Swartzendruber noted the county's provider, KWORCC (Kansas Workers Risk Cooperative for Counties), was contacted about partnering on such a program and was open to Harvey County being a test site in conjunction with KWORCC and its provider (Bardavon). Through a program partnership, the county would send employees to Wichita for POET assessments and cover half of the $150 cost for each test, while KWORCC would cover the other half as well as the cost associated with developing FJAs.

It was noted that current employees would be grandfathered in and not have to go through the new POET program, but they would be required to complete the "fit for duty" assessments if injured outside of work — helping to potentially eliminate even more workers' comp risks.

Financial cuts through continued participation in the program was a question brought up by commissioners, but Swartzendruber noted he could not say definitively whether the costs for each test administered would eventually go down. What he did point out is that there already is a cost of $55 for each current pre-employment physical — though those fees do stay in county, going to the health department.

How those tests are administered across departments was also questioned by commissioners, particularly in regards to the sheriff's office. While it was noted a physical agility drill test is not currently administered, the job requirements are a little more rigorous than what POET traditionally covers, though it could become at least a part of the process for that department.
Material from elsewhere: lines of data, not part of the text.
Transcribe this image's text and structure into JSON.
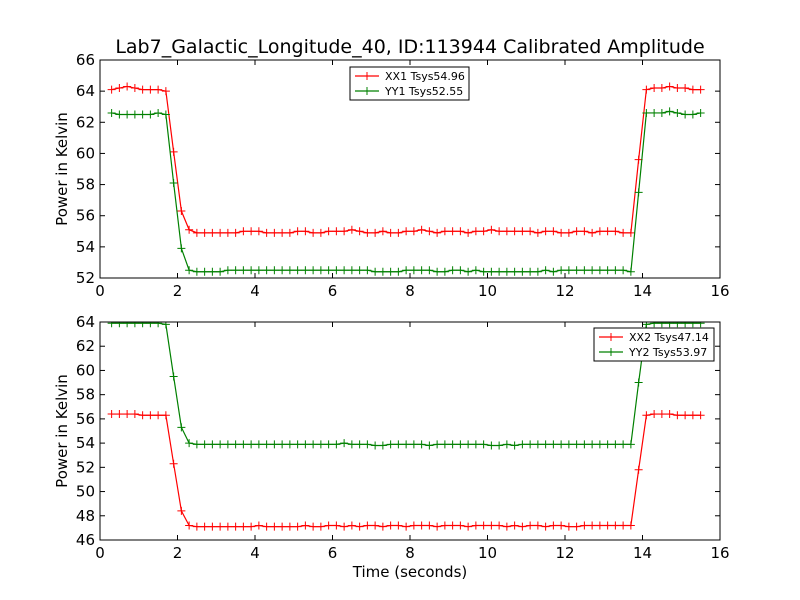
{
  "title": "Lab7_Galactic_Longitude_40, ID:113944 Calibrated Amplitude",
  "colors": {
    "red": "#ff0000",
    "green": "#008000"
  },
  "chart_data": [
    {
      "type": "line",
      "xlim": [
        0,
        16
      ],
      "ylim": [
        52,
        66
      ],
      "xticks": [
        0,
        2,
        4,
        6,
        8,
        10,
        12,
        14,
        16
      ],
      "yticks": [
        52,
        54,
        56,
        58,
        60,
        62,
        64,
        66
      ],
      "xlabel": "",
      "ylabel": "Power in Kelvin",
      "legend_placement": "upper-center",
      "x": [
        0.3,
        0.5,
        0.7,
        0.9,
        1.1,
        1.3,
        1.5,
        1.7,
        1.9,
        2.1,
        2.3,
        2.5,
        2.7,
        2.9,
        3.1,
        3.3,
        3.5,
        3.7,
        3.9,
        4.1,
        4.3,
        4.5,
        4.7,
        4.9,
        5.1,
        5.3,
        5.5,
        5.7,
        5.9,
        6.1,
        6.3,
        6.5,
        6.7,
        6.9,
        7.1,
        7.3,
        7.5,
        7.7,
        7.9,
        8.1,
        8.3,
        8.5,
        8.7,
        8.9,
        9.1,
        9.3,
        9.5,
        9.7,
        9.9,
        10.1,
        10.3,
        10.5,
        10.7,
        10.9,
        11.1,
        11.3,
        11.5,
        11.7,
        11.9,
        12.1,
        12.3,
        12.5,
        12.7,
        12.9,
        13.1,
        13.3,
        13.5,
        13.7,
        13.9,
        14.1,
        14.3,
        14.5,
        14.7,
        14.9,
        15.1,
        15.3,
        15.5
      ],
      "series": [
        {
          "name": "XX1 Tsys54.96",
          "color": "#ff0000",
          "values": [
            64.1,
            64.2,
            64.3,
            64.2,
            64.1,
            64.1,
            64.1,
            64.0,
            60.1,
            56.3,
            55.1,
            54.9,
            54.9,
            54.9,
            54.9,
            54.9,
            54.9,
            55.0,
            55.0,
            55.0,
            54.9,
            54.9,
            54.9,
            54.9,
            55.0,
            55.0,
            54.9,
            54.9,
            55.0,
            55.0,
            55.0,
            55.1,
            55.0,
            54.9,
            54.9,
            55.0,
            54.9,
            54.9,
            55.0,
            55.0,
            55.1,
            55.0,
            54.9,
            55.0,
            55.0,
            55.0,
            54.9,
            55.0,
            55.0,
            55.1,
            55.0,
            55.0,
            55.0,
            55.0,
            55.0,
            54.9,
            55.0,
            55.0,
            54.9,
            54.9,
            55.0,
            55.0,
            54.9,
            55.0,
            55.0,
            55.0,
            54.9,
            54.9,
            59.6,
            64.1,
            64.2,
            64.2,
            64.3,
            64.2,
            64.2,
            64.1,
            64.1
          ]
        },
        {
          "name": "YY1 Tsys52.55",
          "color": "#008000",
          "values": [
            62.6,
            62.5,
            62.5,
            62.5,
            62.5,
            62.5,
            62.6,
            62.5,
            58.1,
            53.9,
            52.5,
            52.4,
            52.4,
            52.4,
            52.4,
            52.5,
            52.5,
            52.5,
            52.5,
            52.5,
            52.5,
            52.5,
            52.5,
            52.5,
            52.5,
            52.5,
            52.5,
            52.5,
            52.5,
            52.5,
            52.5,
            52.5,
            52.5,
            52.5,
            52.4,
            52.4,
            52.4,
            52.4,
            52.5,
            52.5,
            52.5,
            52.5,
            52.4,
            52.4,
            52.5,
            52.5,
            52.4,
            52.5,
            52.4,
            52.4,
            52.4,
            52.4,
            52.4,
            52.4,
            52.4,
            52.4,
            52.5,
            52.4,
            52.5,
            52.5,
            52.5,
            52.5,
            52.5,
            52.5,
            52.5,
            52.5,
            52.5,
            52.4,
            57.5,
            62.6,
            62.6,
            62.6,
            62.7,
            62.6,
            62.5,
            62.5,
            62.6
          ]
        }
      ]
    },
    {
      "type": "line",
      "xlim": [
        0,
        16
      ],
      "ylim": [
        46,
        64
      ],
      "xticks": [
        0,
        2,
        4,
        6,
        8,
        10,
        12,
        14,
        16
      ],
      "yticks": [
        46,
        48,
        50,
        52,
        54,
        56,
        58,
        60,
        62,
        64
      ],
      "xlabel": "Time (seconds)",
      "ylabel": "Power in Kelvin",
      "legend_placement": "upper-right",
      "x": [
        0.3,
        0.5,
        0.7,
        0.9,
        1.1,
        1.3,
        1.5,
        1.7,
        1.9,
        2.1,
        2.3,
        2.5,
        2.7,
        2.9,
        3.1,
        3.3,
        3.5,
        3.7,
        3.9,
        4.1,
        4.3,
        4.5,
        4.7,
        4.9,
        5.1,
        5.3,
        5.5,
        5.7,
        5.9,
        6.1,
        6.3,
        6.5,
        6.7,
        6.9,
        7.1,
        7.3,
        7.5,
        7.7,
        7.9,
        8.1,
        8.3,
        8.5,
        8.7,
        8.9,
        9.1,
        9.3,
        9.5,
        9.7,
        9.9,
        10.1,
        10.3,
        10.5,
        10.7,
        10.9,
        11.1,
        11.3,
        11.5,
        11.7,
        11.9,
        12.1,
        12.3,
        12.5,
        12.7,
        12.9,
        13.1,
        13.3,
        13.5,
        13.7,
        13.9,
        14.1,
        14.3,
        14.5,
        14.7,
        14.9,
        15.1,
        15.3,
        15.5
      ],
      "series": [
        {
          "name": "XX2 Tsys47.14",
          "color": "#ff0000",
          "values": [
            56.4,
            56.4,
            56.4,
            56.4,
            56.3,
            56.3,
            56.3,
            56.3,
            52.3,
            48.4,
            47.2,
            47.1,
            47.1,
            47.1,
            47.1,
            47.1,
            47.1,
            47.1,
            47.1,
            47.2,
            47.1,
            47.1,
            47.1,
            47.1,
            47.1,
            47.2,
            47.1,
            47.1,
            47.2,
            47.2,
            47.1,
            47.2,
            47.1,
            47.2,
            47.2,
            47.1,
            47.2,
            47.2,
            47.1,
            47.2,
            47.2,
            47.2,
            47.1,
            47.2,
            47.2,
            47.2,
            47.1,
            47.2,
            47.2,
            47.2,
            47.2,
            47.1,
            47.2,
            47.1,
            47.2,
            47.2,
            47.1,
            47.2,
            47.2,
            47.1,
            47.1,
            47.2,
            47.2,
            47.2,
            47.2,
            47.2,
            47.2,
            47.2,
            51.8,
            56.3,
            56.4,
            56.4,
            56.4,
            56.3,
            56.3,
            56.3,
            56.3
          ]
        },
        {
          "name": "YY2 Tsys53.97",
          "color": "#008000",
          "values": [
            63.9,
            63.9,
            63.9,
            63.9,
            63.9,
            63.9,
            63.9,
            63.8,
            59.5,
            55.3,
            54.0,
            53.9,
            53.9,
            53.9,
            53.9,
            53.9,
            53.9,
            53.9,
            53.9,
            53.9,
            53.9,
            53.9,
            53.9,
            53.9,
            53.9,
            53.9,
            53.9,
            53.9,
            53.9,
            53.9,
            54.0,
            53.9,
            53.9,
            53.9,
            53.8,
            53.8,
            53.9,
            53.9,
            53.9,
            53.9,
            53.9,
            53.8,
            53.9,
            53.9,
            53.9,
            53.9,
            53.9,
            53.9,
            53.9,
            53.8,
            53.8,
            53.9,
            53.8,
            53.9,
            53.9,
            53.9,
            53.9,
            53.9,
            53.9,
            53.9,
            53.9,
            53.9,
            53.9,
            53.9,
            53.9,
            53.9,
            53.9,
            53.9,
            59.0,
            63.8,
            63.9,
            63.9,
            63.9,
            63.9,
            63.9,
            63.9,
            63.9
          ]
        }
      ]
    }
  ]
}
"It's more occupational therapy, physical therapy driven," Bronson said of POET.

Seeking a consensus among the governing body, commissioners were in favor of proceeding in work on the pilot program because of cost saving benefits it could offer as well as knowing KWORCC could easily seek out other partner counties if the commission turned it down.

"I'm more than willing to be the first party to go down this road with them," Swartzendruber said. "It could be saving you significantly more."